ただただ心が痛んで悲鳴を上げて(苦しい苦しい苦しい 苦しいよ)





どこまでもモノクロの世界。何も見えなくて、視界が涙で溢れた。






僕が、マ ナ を 壊 し て し ま っ た





(なんで僕が生きてるの?)








涙を拭う事も忘れて人形のようにそこにただ座り込んで、何日も泣いて声も枯れて出なくなった頃。



クロスという師匠に出逢った(この人は悪魔だけど、出逢っていなければ僕はいつまでもそのままだっただろう)





そこでアクマの事も、それと戦うエクソシストの事も学んで修業を受けた。





マナにしてしまった事は許される事じゃないから、(許されるハズはないから)それを背負って生きていく。アクマを救う、それだけが僕の道標。
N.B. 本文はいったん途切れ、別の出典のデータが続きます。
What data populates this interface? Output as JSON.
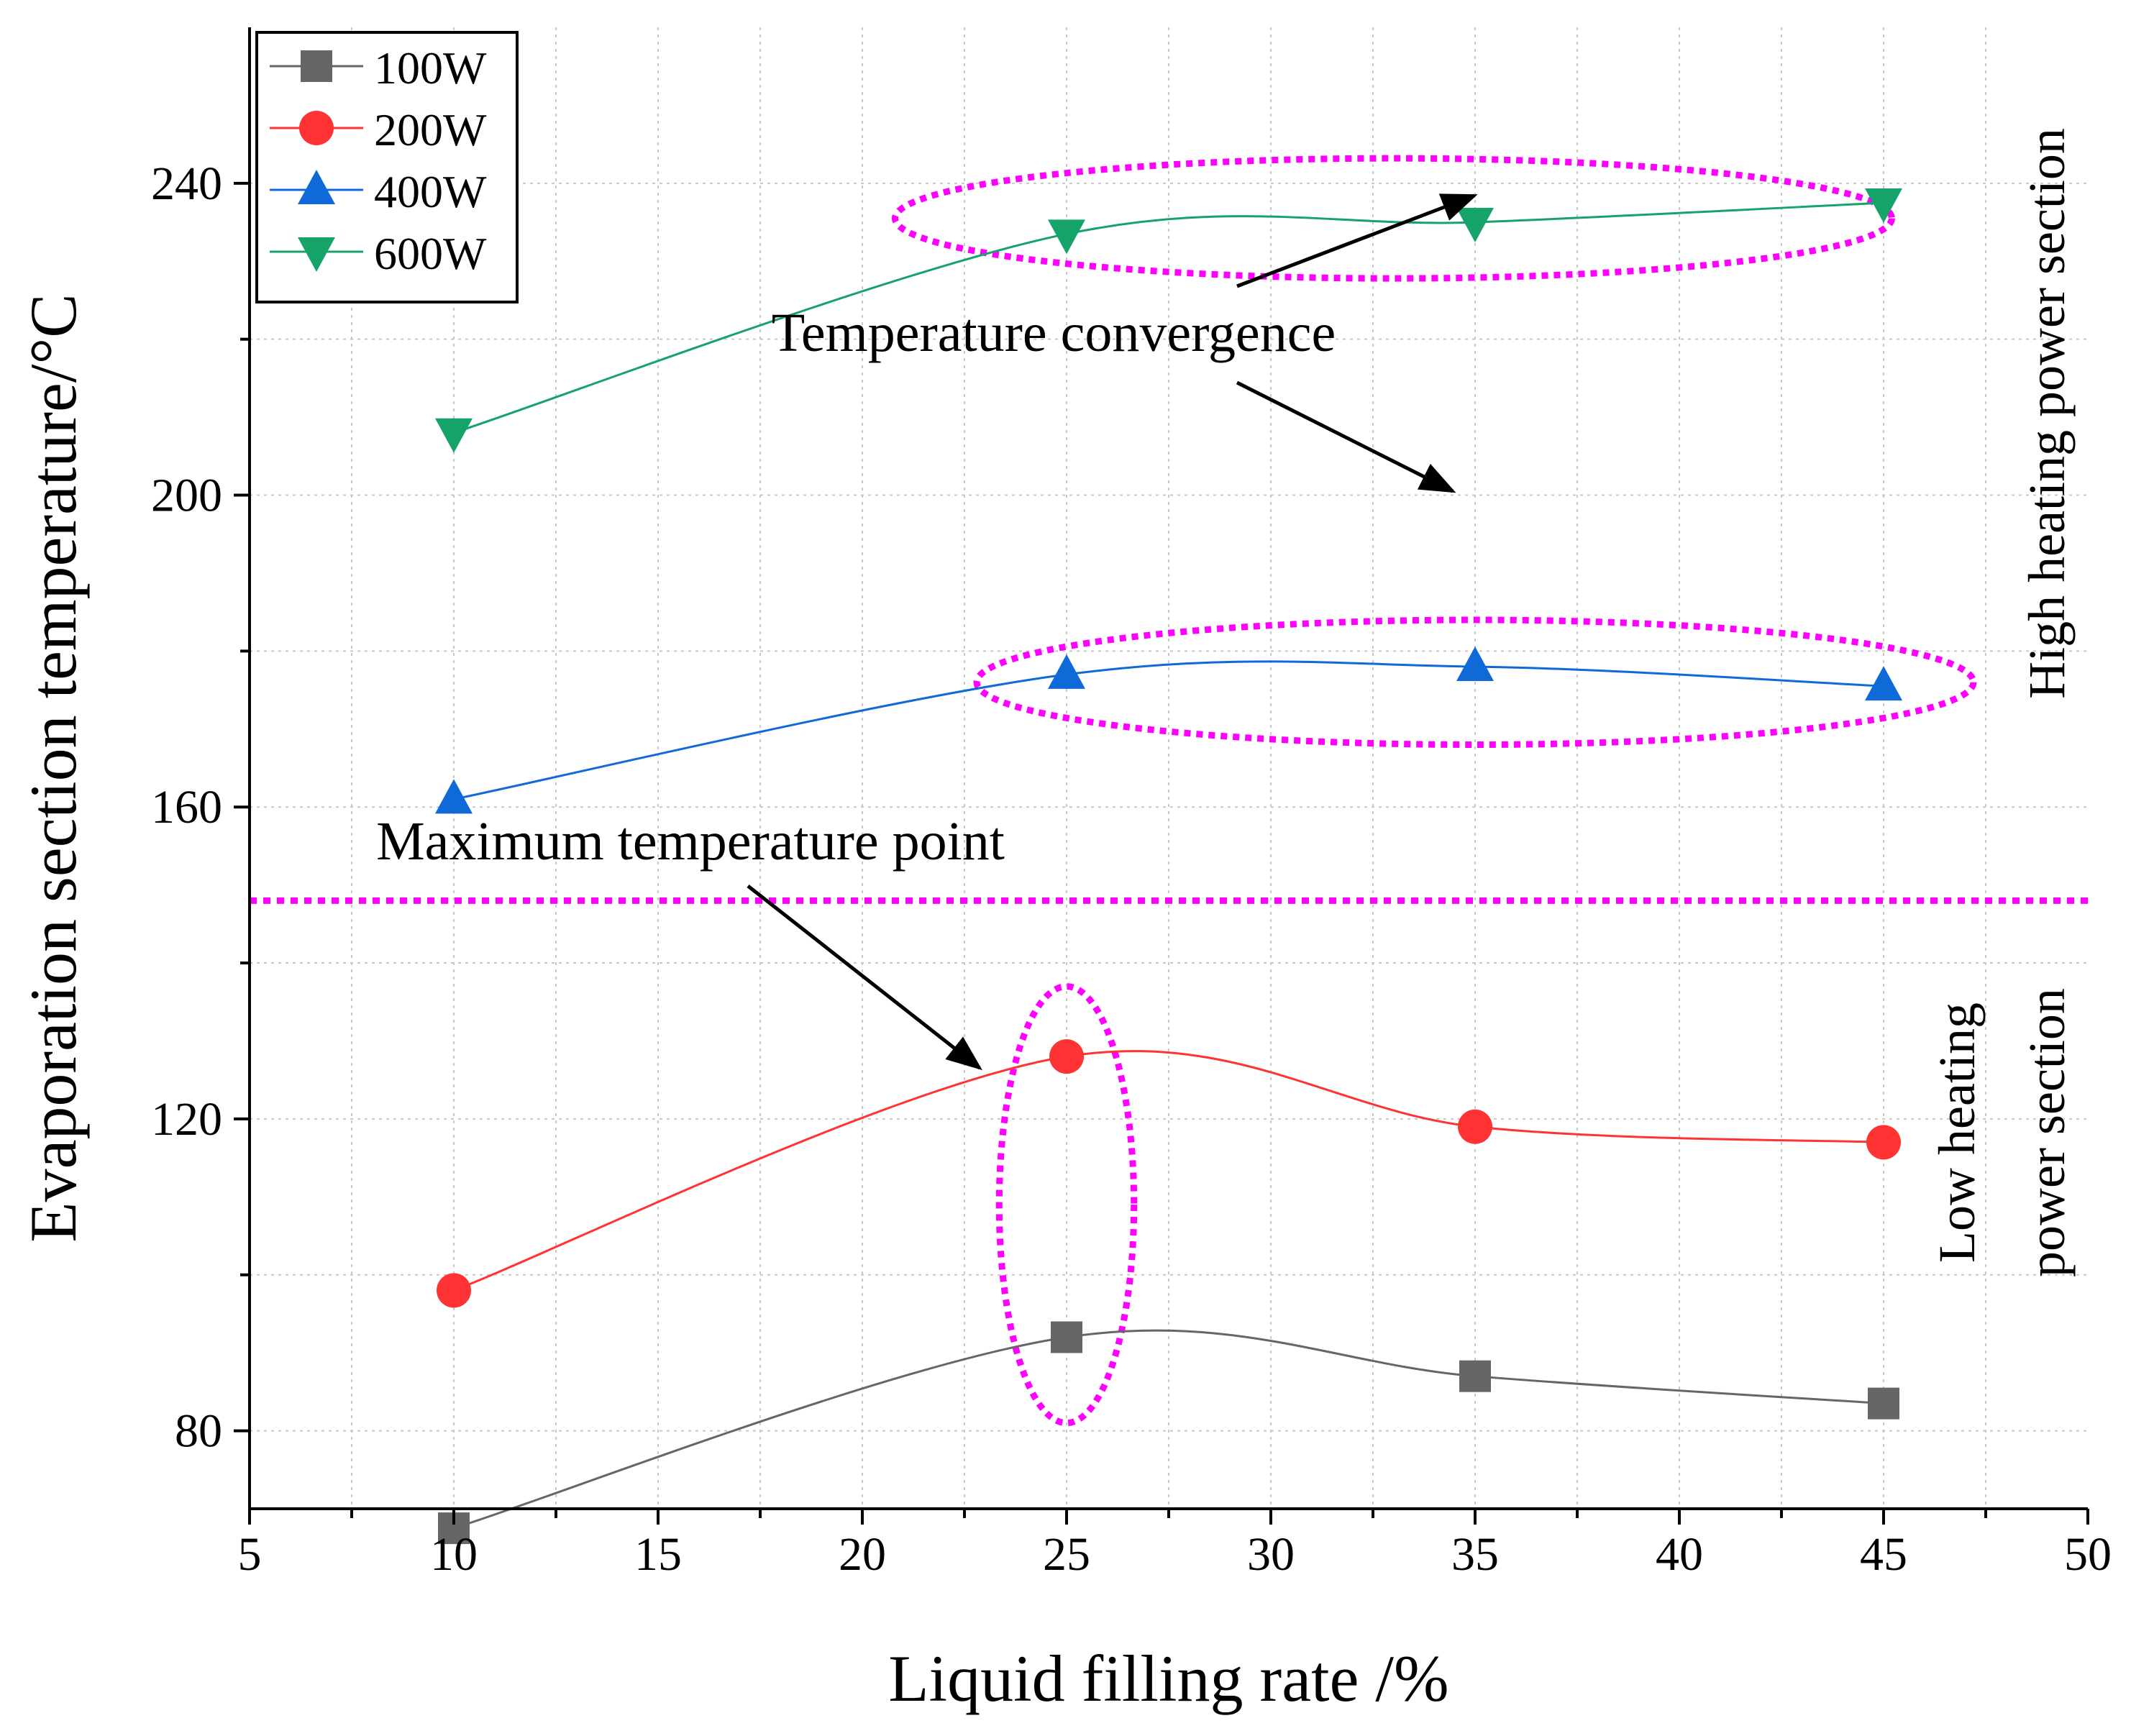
{
  "chart_data": {
    "type": "line",
    "xlabel": "Liquid filling rate /%",
    "ylabel": "Evaporation section temperature/°C",
    "xlim": [
      5,
      50
    ],
    "ylim": [
      70,
      260
    ],
    "xticks": [
      5,
      10,
      15,
      20,
      25,
      30,
      35,
      40,
      45,
      50
    ],
    "xtick_labels": [
      "5",
      "10",
      "15",
      "20",
      "25",
      "30",
      "35",
      "40",
      "45",
      "50"
    ],
    "yticks": [
      80,
      120,
      160,
      200,
      240
    ],
    "ytick_labels": [
      "80",
      "120",
      "160",
      "200",
      "240"
    ],
    "grid": true,
    "legend_position": "top-left",
    "x": [
      10,
      25,
      35,
      45
    ],
    "series": [
      {
        "name": "100W",
        "values": [
          67.5,
          92,
          87,
          83.5
        ],
        "color": "#666666",
        "marker": "square"
      },
      {
        "name": "200W",
        "values": [
          98,
          128,
          119,
          117
        ],
        "color": "#ff3333",
        "marker": "circle"
      },
      {
        "name": "400W",
        "values": [
          161,
          177,
          178,
          175.5
        ],
        "color": "#0f6ad8",
        "marker": "triangle-up"
      },
      {
        "name": "600W",
        "values": [
          208,
          233.5,
          235,
          237.5
        ],
        "color": "#16a36a",
        "marker": "triangle-down"
      }
    ],
    "annotations": {
      "temperature_convergence": "Temperature convergence",
      "maximum_temperature_point": "Maximum temperature point",
      "high_section": "High heating power section",
      "low_section_line1": "Low heating",
      "low_section_line2": "power section"
    },
    "highlight_color": "#ff00ff",
    "divider_y": 148
  }
}
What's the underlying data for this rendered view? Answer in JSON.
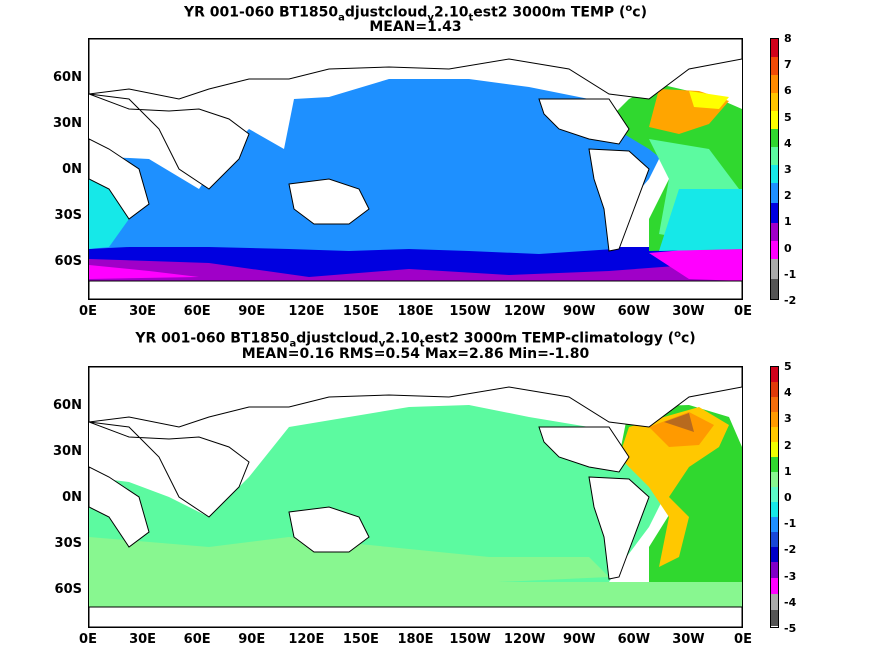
{
  "panels": [
    {
      "title_line1": {
        "pre": "YR 001-060 BT1850",
        "s1": "a",
        "m1": "djustcloud",
        "s2": "v",
        "m2": "2.10",
        "s3": "t",
        "post": "est2 3000m TEMP (",
        "sup": "o",
        "end": "c)"
      },
      "title_line2": "MEAN=1.43",
      "colorbar": {
        "labels": [
          "8",
          "7",
          "6",
          "5",
          "4",
          "3",
          "2",
          "1",
          "0",
          "-1",
          "-2"
        ],
        "colors": [
          "#d0021b",
          "#f14b06",
          "#ff8a00",
          "#ffc400",
          "#ffff00",
          "#30d82f",
          "#5cfaa0",
          "#16e8e8",
          "#1e90ff",
          "#0000e0",
          "#a000c8",
          "#ff00ff",
          "#aaaaaa",
          "#555555"
        ]
      }
    },
    {
      "title_line1": {
        "pre": "YR 001-060 BT1850",
        "s1": "a",
        "m1": "djustcloud",
        "s2": "v",
        "m2": "2.10",
        "s3": "t",
        "post": "est2 3000m TEMP-climatology (",
        "sup": "o",
        "end": "c)"
      },
      "title_line2": "MEAN=0.16   RMS=0.54   Max=2.86   Min=-1.80",
      "colorbar": {
        "labels": [
          "5",
          "4",
          "3",
          "2",
          "1",
          "0",
          "-1",
          "-2",
          "-3",
          "-4",
          "-5"
        ],
        "colors": [
          "#d0021b",
          "#e03a0a",
          "#f36d0b",
          "#ff9a00",
          "#ffc800",
          "#f0ff00",
          "#30d82f",
          "#88f790",
          "#5cfac8",
          "#16e8e8",
          "#1e90ff",
          "#1848d8",
          "#0000c8",
          "#8000c8",
          "#ff00ff",
          "#aaaaaa",
          "#555555"
        ]
      }
    }
  ],
  "axes": {
    "lat_labels": [
      "60N",
      "30N",
      "0N",
      "30S",
      "60S"
    ],
    "lon_labels": [
      "0E",
      "30E",
      "60E",
      "90E",
      "120E",
      "150E",
      "180E",
      "150W",
      "120W",
      "90W",
      "60W",
      "30W",
      "0E"
    ]
  },
  "colors": {
    "panel1_pacific": "#1e90ff",
    "panel1_atlantic_warm": "#ffa500",
    "panel1_southern": "#0000e0",
    "panel1_magenta": "#ff00ff",
    "panel2_main": "#5cfaa0",
    "panel2_light": "#88f790",
    "panel2_atlantic_warm": "#ffc800"
  }
}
それからエクソシストになって、教団に行って(それまでに様々な災難に遭っているけれど)。
たくさんの仲間達と出逢って。







マナを亡くしてからずっと、心のどこかで求めていたものは







(おかえりを言ってくれる人)







任務から帰ってきて真っ先に言われた温かい言葉に胸が詰まったのを覚えてる。







「おかえり」



「…ただ、いま」









何年振りだっただろう、『おかえり』と言われたのは






何年振りだろうか、『ただいま』を言ったのは





「おかえり、アレン!」



「ただいま…!」







どうしようもなく愛しくて、温かい場所。
懐かしさにまた胸が詰まったけれど、それは嫌じゃない。




また笑顔で温かい此処に帰ってくる為に、(もっともっと強くなりたい)








僕らの帰る場所

(僕にとって、大切な場所が出来ました)







――――――――――

アレンだけじゃなく、教団はみんなの家で家族であって欲しい。


コムイさんは家族(仲間)一人一人の事をよく理解していて温かい人なので、みんなのお父さんなんだと思ってます。